Я открываю дверь своей квартиры, и все мысли о поцелуях с Диланом вмиг улетучиваются, едва вижу плачущую на диване Эмму.

— Что случилось? — бросаюсь я к ней.

— Мы с Диланом расстались, — шмыгая носом, отвечает она.

— Что? — я обнимаю ее. — Н-но почему? — «Неужели из-за поцелуя?» — хочу добавить я, но не хочу ее ранить. И потом, тогда она обвинит во всем меня.

— Потому что он вел себя как придурок.

— Что случилось? Что он… натворил? — спрашиваю я и поглаживаю Эмму по спине. В любой момент она оттолкнет мою руку и прекратит нашу дружбу.

— Дилан обвинил меня в измене, — поморщившись, говорит она. — Но я никогда и никому не изменяла. Я же не шлюха!

— Он имел в виду Мэтта?

— А ты откуда знаешь? — подозрительно прищурившись, интересуется Эмма.

Вот черт. Надо было держать язык за зубами. Теперь уже не знаю, стоит ли рассказывать про случившееся этим утром: как я соврала ей и встретилась с Диланом и как потом он меня поцеловал. Надо же быть таким идиотом. Но я и без того часто вру Эмме, поэтому лучше ничего не говорить. Иначе это будет выглядеть как-то так: «Слушай, я такая же, как твоя мать — вернее, женская версия того мужика, из-за которого распалась твоя семья. Кстати, давай останемся лучшими подругами».

Я смотрю на заплаканное лицо Эммы и думаю обо всех проблемах, которые свалились на ее голову за последние несколько дней. Кто в этом виноват? Их с Диланом ссора из-за чего-то, произошедшего давным-давно? Или ее мать, совершившая ужасный поступок много лет назад? Или же я? Может, ошиблась именно я, когда свела ее с Диланом? Но ведь они любили друг друга. Это же всем заметно. И если ты кого-то любишь, то тебе нужно быть с этим человеком, вот и все.

Боже, творится какая-то бессмыслица. Мне стало трудно отличать верное от неверного. Разве любовь стоит всех этих проблем?

В итоге я принимаю решение, что больше не могу врать Эмме. Она ведь моя подруга.

— Я… м-м-м… знаю это, потому что…

— Потому что он тебя поцеловал, — заканчивает Эмма вместо меня.

Я замираю. А сердце начинает грохотать, будто отбойный молоток. Пожалуйста, пусть она не начнет обвинять меня. Меня и так все во всем винят.

— Прости меня, ладно? Это было глупо. И совершенно ничего не значило. Он и не прикасался ко мне. Просто… — от нарастающей паники мой голос звучит пронзительно. — Ты должна мне поверить. Этот поцелуй не значил ровным счетом ничего.
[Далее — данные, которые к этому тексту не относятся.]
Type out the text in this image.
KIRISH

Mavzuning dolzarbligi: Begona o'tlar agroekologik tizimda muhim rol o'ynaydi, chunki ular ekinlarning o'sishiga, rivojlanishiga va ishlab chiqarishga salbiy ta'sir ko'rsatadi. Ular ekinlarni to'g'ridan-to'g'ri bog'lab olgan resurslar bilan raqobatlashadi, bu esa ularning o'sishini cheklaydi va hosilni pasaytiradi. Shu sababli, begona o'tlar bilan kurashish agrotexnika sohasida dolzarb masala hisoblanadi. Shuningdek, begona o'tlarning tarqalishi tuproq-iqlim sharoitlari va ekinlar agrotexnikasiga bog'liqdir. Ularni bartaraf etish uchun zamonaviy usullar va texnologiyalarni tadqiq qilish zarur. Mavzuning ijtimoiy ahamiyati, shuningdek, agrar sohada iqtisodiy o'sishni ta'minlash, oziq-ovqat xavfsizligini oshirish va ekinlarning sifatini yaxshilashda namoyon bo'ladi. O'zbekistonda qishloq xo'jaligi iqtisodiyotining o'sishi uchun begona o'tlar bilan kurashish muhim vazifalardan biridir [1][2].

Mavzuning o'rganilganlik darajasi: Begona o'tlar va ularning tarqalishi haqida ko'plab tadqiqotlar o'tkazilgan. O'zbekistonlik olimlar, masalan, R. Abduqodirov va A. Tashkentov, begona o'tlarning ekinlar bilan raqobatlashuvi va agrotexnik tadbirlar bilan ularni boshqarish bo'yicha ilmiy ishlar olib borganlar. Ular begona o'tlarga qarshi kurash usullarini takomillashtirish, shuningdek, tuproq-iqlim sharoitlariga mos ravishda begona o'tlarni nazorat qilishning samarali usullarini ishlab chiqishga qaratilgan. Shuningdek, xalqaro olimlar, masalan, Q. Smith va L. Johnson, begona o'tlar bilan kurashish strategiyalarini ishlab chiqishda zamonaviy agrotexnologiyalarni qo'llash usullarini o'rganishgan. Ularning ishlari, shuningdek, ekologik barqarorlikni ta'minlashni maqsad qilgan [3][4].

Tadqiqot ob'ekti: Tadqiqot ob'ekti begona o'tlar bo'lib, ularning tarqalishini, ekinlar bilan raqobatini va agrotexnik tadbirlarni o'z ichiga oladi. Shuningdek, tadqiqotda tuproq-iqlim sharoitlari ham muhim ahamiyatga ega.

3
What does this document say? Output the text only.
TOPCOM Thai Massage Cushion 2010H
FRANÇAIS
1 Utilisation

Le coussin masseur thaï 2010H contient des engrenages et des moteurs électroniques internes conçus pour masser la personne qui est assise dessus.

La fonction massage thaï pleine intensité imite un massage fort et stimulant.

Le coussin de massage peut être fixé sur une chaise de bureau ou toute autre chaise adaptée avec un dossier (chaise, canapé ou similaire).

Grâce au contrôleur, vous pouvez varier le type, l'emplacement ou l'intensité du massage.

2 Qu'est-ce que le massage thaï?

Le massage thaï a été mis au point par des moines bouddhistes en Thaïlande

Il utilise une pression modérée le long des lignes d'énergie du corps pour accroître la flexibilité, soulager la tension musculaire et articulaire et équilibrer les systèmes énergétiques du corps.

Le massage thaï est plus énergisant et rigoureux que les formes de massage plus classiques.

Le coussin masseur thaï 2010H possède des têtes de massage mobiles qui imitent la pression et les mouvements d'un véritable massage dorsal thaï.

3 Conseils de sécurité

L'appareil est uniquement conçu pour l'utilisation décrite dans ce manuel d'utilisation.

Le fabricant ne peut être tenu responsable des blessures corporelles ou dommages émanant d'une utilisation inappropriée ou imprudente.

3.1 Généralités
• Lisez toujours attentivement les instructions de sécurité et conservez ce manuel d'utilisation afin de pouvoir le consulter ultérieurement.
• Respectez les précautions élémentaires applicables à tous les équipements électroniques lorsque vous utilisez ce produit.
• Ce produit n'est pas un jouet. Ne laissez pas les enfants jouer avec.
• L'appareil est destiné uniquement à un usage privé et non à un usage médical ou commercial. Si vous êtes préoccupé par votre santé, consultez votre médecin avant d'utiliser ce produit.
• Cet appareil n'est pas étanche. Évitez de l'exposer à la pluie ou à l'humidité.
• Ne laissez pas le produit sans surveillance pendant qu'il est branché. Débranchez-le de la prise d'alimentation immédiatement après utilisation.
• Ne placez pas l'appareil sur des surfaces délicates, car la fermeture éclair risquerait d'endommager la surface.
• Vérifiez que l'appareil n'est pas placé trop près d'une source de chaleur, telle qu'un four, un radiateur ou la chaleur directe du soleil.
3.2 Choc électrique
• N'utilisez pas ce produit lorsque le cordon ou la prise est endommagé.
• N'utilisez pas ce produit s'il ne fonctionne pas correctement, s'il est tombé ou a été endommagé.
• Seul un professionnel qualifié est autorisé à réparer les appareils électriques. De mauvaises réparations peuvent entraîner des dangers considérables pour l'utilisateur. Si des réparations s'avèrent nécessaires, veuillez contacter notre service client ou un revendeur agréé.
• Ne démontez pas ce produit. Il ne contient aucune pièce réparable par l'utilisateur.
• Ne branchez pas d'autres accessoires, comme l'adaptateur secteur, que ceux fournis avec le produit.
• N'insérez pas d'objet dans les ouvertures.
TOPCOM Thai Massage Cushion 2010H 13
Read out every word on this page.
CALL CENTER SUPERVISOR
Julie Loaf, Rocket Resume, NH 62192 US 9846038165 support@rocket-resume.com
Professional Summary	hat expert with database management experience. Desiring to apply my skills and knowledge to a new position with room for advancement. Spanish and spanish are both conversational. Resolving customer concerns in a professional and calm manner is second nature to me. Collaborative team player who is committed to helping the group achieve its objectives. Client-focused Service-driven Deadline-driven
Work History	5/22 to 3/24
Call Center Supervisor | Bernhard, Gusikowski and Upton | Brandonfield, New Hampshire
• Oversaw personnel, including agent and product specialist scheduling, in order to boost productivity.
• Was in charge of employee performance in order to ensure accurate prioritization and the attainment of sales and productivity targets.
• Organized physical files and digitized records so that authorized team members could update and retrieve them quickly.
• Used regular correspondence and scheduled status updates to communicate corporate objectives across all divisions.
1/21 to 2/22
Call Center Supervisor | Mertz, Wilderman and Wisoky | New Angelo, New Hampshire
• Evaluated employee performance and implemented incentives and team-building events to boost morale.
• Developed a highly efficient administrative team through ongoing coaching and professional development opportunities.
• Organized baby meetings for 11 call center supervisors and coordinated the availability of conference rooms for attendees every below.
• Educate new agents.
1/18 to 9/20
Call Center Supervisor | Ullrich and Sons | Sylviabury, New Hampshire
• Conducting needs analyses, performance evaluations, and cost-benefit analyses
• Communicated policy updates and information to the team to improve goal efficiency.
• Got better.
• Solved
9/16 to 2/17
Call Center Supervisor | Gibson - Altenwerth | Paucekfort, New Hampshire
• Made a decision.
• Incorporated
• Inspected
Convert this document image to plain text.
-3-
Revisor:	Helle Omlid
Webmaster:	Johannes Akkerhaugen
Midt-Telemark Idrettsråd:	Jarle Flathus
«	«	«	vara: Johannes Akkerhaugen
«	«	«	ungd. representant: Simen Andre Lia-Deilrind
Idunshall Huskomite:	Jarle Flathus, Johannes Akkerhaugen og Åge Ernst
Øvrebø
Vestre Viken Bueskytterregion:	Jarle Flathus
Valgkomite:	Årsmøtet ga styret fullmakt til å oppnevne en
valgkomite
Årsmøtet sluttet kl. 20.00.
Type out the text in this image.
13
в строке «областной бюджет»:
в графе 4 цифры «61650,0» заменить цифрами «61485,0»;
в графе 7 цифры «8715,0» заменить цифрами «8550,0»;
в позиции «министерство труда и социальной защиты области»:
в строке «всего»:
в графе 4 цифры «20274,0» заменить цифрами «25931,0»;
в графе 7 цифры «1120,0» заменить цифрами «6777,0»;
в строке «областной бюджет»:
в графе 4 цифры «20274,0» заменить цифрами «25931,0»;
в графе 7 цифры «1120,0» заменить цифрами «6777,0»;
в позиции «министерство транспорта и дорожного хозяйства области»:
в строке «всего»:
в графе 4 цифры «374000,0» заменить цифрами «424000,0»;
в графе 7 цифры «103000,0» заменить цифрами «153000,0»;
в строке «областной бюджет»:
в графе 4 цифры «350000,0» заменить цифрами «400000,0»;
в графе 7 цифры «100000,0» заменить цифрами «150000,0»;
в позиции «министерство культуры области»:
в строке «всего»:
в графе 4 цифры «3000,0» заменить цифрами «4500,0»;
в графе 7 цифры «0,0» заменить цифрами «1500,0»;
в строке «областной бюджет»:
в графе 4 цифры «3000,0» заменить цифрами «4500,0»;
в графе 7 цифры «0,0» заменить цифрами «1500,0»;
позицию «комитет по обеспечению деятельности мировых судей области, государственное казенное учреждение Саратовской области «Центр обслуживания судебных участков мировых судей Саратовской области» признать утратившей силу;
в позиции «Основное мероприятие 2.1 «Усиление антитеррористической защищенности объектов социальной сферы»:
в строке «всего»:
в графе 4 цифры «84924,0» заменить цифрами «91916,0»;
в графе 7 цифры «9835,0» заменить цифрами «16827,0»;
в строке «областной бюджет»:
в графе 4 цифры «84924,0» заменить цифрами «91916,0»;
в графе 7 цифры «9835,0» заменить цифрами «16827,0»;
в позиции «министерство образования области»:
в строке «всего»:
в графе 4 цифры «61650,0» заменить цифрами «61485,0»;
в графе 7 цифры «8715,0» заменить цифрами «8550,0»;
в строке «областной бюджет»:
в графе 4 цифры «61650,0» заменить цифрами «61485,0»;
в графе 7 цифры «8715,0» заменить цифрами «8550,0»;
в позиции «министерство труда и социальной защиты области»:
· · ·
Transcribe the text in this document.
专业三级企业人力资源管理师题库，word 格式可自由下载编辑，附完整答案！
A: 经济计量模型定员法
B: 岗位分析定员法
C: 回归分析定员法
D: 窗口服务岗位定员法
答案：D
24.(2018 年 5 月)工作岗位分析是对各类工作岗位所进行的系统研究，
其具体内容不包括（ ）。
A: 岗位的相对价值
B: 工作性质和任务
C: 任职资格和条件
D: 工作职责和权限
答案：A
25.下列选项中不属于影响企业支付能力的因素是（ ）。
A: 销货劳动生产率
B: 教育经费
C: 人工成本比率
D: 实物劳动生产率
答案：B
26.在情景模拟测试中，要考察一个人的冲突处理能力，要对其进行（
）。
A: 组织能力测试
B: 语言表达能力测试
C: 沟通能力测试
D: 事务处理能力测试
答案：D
— Эй, Лейла, конечно же, я тебе верю, — теперь черед Эммы меня успокаивать и гладить по спине. — Разве может быть иначе? Я знаю, что ты никогда бы так не поступила — не стала бы сознательно бросаться на чужого мужчину. Так что расслабься.

Ее слова обнадеживают, но мое сердце продолжает биться с бешеной скоростью, как будто не понимает, какого черта происходит.

— Ты веришь мне?

— Да, — грустно усмехнувшись отвечает Эмма. — В том поцелуе только его вина. Не твоя. А после того как он бросил мне в лицо, будто я изменяю ему с Мэттом… — она качает головой. — У меня появилось чувство, что я его на самом деле совсем не знаю.